Mitigating Climate Change: Kangaroos, conservation management and sustainable harvesting at NMIT?

Could NMIT provide a model of kangaroo conservation management and sustainable harvesting? Northern Melbourne Institute of TAFE (NMIT) is in financial trouble and needs to innovate and focus on it's educational strengths. I outline one modest innovative proposal which utilises the expertise from several academic and vocational disciplines and could contribute to reducing greenhouse gas emissions for climate mitigation through conservation management, while utilising our unique Australian food resources for a more healthy lifestyle.
The issue of how we deal with our native fauna, particularly kangaroos, has been raised by the announcement on 19 March 2014 by the Victorian Minister for Agriculture Peter Walsh that kangaroos culled under Wildlife control permits in certain areas of the state will now be supplied to the commercial pet food market. Formerly, kangaroos shot had to be buried by landowners.

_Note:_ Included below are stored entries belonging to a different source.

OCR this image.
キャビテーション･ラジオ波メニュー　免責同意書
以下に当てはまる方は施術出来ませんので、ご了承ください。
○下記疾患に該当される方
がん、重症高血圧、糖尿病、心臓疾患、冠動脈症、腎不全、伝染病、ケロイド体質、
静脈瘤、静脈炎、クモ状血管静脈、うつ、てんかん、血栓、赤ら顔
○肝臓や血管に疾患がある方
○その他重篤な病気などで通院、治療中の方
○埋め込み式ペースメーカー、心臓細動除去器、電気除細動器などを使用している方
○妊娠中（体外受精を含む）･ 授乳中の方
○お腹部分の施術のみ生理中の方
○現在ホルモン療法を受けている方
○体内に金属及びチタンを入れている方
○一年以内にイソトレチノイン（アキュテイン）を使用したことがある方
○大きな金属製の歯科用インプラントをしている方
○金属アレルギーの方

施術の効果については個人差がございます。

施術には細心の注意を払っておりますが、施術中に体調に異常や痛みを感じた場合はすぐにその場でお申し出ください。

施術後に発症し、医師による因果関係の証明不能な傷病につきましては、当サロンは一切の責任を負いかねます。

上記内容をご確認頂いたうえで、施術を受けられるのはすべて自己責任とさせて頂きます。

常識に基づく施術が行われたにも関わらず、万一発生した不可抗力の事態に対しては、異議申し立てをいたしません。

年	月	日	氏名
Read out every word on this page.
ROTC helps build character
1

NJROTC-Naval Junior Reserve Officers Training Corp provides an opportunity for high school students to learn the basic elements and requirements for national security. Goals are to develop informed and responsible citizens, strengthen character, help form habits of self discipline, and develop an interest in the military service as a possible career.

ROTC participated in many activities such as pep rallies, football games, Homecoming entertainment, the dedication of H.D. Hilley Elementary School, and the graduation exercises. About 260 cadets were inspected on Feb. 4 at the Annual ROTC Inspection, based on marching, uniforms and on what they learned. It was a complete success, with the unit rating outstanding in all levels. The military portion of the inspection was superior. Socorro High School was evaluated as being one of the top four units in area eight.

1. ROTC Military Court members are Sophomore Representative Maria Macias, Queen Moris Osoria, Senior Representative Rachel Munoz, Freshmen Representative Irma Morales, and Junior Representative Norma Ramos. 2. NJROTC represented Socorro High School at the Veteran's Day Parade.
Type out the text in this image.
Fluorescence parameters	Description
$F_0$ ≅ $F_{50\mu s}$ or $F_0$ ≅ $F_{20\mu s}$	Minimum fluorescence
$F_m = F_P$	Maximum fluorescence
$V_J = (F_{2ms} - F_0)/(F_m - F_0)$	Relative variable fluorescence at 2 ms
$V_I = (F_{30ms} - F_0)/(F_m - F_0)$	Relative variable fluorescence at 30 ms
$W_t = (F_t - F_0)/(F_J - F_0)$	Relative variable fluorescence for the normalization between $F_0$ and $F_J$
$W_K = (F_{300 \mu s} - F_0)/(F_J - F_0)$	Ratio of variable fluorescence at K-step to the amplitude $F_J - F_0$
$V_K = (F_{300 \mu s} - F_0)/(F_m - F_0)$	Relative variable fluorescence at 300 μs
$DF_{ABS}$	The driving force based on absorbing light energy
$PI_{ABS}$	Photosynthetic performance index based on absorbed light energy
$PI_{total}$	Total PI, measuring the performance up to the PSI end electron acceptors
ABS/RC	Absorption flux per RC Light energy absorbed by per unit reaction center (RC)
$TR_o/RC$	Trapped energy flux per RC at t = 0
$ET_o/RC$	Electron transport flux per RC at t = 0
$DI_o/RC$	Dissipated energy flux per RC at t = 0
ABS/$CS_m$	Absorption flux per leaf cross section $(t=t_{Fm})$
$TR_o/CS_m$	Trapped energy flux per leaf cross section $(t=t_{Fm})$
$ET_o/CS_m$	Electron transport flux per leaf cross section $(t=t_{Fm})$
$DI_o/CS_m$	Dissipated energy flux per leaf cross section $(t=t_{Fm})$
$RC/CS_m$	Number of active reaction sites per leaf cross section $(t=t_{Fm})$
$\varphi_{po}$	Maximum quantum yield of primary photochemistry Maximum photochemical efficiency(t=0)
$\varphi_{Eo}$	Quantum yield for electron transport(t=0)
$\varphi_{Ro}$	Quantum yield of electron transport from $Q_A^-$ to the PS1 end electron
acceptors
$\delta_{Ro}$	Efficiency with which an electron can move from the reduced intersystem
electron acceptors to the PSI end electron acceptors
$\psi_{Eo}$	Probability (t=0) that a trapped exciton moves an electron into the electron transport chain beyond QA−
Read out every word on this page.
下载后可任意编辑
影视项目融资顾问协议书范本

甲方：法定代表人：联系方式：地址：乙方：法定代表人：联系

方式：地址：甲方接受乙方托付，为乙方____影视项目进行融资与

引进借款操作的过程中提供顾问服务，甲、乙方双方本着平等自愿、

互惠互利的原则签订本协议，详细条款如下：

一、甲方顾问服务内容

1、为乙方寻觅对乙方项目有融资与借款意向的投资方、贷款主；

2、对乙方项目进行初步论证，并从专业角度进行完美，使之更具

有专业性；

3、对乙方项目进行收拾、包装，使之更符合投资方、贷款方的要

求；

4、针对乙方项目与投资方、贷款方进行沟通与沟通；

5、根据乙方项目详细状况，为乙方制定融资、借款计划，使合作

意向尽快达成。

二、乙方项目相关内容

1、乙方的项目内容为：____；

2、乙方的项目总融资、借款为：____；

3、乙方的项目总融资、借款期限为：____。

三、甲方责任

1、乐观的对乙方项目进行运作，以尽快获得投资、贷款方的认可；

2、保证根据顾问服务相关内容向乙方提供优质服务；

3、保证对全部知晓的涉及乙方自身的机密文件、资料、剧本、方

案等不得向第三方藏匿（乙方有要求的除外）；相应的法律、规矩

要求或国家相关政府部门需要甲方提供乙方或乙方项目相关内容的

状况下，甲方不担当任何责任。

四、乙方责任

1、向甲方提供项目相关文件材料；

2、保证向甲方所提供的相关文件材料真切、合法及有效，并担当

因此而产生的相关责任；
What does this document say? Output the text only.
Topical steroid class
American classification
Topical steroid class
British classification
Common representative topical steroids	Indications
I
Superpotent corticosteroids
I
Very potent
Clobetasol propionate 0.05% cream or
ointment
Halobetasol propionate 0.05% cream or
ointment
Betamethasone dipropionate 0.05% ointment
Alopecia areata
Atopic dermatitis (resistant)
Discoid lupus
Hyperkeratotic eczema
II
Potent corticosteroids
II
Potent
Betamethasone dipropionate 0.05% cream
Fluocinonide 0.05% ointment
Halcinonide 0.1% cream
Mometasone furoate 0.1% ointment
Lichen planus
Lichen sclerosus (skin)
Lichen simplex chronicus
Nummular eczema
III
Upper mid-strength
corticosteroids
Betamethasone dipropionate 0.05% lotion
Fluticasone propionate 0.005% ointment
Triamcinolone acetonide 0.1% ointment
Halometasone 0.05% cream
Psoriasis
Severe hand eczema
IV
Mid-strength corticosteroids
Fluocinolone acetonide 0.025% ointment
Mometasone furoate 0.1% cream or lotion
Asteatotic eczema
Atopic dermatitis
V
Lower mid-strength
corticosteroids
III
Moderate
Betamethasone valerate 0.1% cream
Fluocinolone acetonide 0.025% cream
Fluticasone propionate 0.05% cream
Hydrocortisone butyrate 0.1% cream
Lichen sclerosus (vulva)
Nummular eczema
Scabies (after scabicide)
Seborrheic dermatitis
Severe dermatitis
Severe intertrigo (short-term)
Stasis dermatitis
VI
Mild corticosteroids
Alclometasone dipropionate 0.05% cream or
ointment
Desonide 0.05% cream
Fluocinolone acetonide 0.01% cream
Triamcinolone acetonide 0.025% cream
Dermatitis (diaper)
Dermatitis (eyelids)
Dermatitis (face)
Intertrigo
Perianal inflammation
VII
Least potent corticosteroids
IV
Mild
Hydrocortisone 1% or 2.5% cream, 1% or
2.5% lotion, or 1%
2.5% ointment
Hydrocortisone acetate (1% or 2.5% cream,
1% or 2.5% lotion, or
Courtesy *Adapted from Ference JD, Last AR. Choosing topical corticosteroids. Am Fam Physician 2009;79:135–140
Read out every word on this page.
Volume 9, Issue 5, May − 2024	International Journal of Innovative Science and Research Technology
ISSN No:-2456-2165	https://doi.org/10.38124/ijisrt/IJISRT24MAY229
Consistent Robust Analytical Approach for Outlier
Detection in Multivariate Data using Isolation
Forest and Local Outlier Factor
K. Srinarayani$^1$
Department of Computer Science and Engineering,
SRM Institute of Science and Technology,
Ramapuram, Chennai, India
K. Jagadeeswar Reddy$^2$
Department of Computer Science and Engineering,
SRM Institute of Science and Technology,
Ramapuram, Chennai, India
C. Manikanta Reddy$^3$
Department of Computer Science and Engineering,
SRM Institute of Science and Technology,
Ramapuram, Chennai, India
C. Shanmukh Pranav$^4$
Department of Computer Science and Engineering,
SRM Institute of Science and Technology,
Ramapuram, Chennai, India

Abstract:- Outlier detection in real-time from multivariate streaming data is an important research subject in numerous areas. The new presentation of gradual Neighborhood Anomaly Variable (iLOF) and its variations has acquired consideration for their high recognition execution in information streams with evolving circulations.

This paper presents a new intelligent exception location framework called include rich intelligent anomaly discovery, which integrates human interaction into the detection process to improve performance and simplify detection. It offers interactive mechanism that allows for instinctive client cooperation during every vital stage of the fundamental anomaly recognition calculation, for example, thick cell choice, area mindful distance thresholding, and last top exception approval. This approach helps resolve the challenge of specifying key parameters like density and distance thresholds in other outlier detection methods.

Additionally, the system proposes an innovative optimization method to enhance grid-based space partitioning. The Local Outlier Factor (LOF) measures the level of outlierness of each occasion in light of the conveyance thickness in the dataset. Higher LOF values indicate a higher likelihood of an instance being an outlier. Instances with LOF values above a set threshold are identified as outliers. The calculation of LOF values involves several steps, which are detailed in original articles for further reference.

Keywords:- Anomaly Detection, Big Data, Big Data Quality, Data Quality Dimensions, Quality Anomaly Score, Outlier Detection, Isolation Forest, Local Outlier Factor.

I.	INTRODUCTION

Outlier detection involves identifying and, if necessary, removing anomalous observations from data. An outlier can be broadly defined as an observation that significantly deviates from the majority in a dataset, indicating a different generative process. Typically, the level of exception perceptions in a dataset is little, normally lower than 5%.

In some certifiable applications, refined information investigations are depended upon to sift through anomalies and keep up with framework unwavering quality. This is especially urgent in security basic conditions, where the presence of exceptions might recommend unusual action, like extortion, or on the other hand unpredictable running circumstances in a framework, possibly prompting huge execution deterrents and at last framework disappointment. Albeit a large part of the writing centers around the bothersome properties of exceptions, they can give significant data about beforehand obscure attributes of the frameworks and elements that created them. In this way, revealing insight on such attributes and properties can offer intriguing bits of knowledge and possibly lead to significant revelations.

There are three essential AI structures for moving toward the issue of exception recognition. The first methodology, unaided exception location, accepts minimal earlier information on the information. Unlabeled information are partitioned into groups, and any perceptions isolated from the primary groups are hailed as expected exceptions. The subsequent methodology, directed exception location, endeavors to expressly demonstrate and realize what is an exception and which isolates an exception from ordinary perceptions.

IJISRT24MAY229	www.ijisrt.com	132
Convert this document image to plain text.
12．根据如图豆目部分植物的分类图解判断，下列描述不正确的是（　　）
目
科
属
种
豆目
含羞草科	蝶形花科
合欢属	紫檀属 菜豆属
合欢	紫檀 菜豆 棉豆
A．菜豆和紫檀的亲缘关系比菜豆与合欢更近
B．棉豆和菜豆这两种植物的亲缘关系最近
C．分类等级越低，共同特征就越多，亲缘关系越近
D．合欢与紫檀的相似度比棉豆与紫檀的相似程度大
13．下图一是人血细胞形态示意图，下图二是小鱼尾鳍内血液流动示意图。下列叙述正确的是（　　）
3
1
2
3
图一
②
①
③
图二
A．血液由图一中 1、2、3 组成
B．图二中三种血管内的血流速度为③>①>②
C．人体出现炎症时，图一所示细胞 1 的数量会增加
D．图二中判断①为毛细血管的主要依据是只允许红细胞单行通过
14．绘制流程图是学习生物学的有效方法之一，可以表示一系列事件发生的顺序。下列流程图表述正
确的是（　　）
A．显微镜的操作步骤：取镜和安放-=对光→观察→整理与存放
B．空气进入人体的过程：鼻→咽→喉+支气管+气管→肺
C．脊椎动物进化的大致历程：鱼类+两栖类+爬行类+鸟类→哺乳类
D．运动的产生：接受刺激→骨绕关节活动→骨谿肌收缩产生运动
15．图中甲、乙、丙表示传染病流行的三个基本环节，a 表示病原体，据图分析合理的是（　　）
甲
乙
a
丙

Some animal welfare activists and conservationists have criticised the measure, and queried the ethical necessity for animal culls, even raising that this may impinge on the income of traditional beef and sheep farming.(Barber 2014) Over recent decades animal welfare and prevention of cruelty to animals have become important public debates. Standards for ethical treatment of animals - both wild and domesticated - have increased due to this debate, as exemplified in the public sentiment expressed over the live animal export trade.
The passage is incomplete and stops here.